Solvent effects on the viscosity of moderately concentrated polymer solutions

Abstract

Viscosity η_o and osmotic pressure π were measured for polymer solutions at 25°C, for concentrations up to 30 g/dl. To elucidate the effects of polymer-solvent interactions of various types, the systems chosen were polystyrene in toluene (good solvent) and decalin (poor solvent), and poly(methylmethacrylate) in chlorobenzene (good) and m-xylene (poor). The surprising result was the generalization that η_o for poor-solvent systems increases with concentration faster than for good-solvent systems, so that eventually η_o becomes far greater with poor solvents. This behavior is enhanced with polar polymers, and is not explainable on the basis of entanglements in the usual sense. It is believed that polymer aggregation occurs in poor solvents, independent of molecular weight effects.
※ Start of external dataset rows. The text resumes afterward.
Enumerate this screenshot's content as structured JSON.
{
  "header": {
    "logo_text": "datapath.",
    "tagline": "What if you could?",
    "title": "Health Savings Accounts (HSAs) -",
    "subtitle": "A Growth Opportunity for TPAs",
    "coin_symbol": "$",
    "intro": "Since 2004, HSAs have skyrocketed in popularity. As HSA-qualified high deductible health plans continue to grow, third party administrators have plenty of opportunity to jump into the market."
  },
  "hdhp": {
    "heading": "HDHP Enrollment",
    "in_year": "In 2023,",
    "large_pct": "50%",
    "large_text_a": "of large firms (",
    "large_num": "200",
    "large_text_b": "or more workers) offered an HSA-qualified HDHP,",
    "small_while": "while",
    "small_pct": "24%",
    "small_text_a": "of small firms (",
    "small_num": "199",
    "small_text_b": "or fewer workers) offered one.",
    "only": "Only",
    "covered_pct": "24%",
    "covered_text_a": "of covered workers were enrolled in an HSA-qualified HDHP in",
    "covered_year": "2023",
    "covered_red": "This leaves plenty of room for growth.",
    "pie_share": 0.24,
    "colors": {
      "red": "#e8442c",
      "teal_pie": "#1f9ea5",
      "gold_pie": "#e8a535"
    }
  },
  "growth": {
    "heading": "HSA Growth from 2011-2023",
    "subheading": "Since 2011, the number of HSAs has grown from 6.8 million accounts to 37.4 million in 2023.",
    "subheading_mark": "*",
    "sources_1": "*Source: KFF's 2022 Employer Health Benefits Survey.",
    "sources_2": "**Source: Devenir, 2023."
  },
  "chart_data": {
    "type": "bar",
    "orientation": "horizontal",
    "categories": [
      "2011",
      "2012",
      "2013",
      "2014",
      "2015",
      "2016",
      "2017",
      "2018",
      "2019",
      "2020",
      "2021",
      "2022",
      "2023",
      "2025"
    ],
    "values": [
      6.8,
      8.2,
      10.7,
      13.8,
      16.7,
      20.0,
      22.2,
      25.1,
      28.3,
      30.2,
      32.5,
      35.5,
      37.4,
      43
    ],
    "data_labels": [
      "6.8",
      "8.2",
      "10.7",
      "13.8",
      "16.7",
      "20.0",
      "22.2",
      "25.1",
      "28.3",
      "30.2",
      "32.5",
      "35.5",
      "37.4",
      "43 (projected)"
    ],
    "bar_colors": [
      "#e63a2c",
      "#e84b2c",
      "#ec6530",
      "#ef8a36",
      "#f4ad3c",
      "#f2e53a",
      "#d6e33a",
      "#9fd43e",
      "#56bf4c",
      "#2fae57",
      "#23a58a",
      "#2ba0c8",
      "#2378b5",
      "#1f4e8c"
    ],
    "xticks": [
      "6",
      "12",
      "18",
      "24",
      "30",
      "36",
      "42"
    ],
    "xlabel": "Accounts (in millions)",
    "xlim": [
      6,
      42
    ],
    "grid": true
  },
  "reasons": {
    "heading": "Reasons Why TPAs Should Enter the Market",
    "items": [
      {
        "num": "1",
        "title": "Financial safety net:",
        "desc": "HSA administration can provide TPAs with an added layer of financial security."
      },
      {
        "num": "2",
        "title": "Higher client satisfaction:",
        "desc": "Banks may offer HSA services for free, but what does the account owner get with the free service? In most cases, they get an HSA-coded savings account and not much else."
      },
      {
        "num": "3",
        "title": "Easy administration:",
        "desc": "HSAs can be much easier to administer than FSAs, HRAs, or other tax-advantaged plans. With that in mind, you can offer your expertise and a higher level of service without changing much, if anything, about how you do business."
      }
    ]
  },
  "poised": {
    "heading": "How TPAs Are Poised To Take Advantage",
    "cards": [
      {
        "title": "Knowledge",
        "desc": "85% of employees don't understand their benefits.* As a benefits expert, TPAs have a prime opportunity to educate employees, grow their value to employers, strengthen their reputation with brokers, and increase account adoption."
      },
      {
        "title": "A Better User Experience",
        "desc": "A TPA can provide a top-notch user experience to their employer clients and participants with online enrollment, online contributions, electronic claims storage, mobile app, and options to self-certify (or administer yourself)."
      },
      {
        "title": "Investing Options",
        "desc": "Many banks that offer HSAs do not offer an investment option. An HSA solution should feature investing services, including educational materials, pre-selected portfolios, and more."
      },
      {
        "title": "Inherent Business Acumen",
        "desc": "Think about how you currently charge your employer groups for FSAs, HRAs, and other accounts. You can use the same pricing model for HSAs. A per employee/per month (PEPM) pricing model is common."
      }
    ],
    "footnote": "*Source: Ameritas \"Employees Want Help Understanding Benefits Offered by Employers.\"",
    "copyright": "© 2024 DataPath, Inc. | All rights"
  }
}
Data were correlated with both the powerlaw and the Simha methods. Characteristic shapes of such curves were related to polymer-solvent effects. Theories for the Huggins constant were found to be inadequate, as was a model proposed earlier (by MCW) for concentrated solutions. The latter was modified by adopting an ad hoc friction constant, which proved successful with good solvents and could be correlated with p to incorporate the poor-solvent data as well.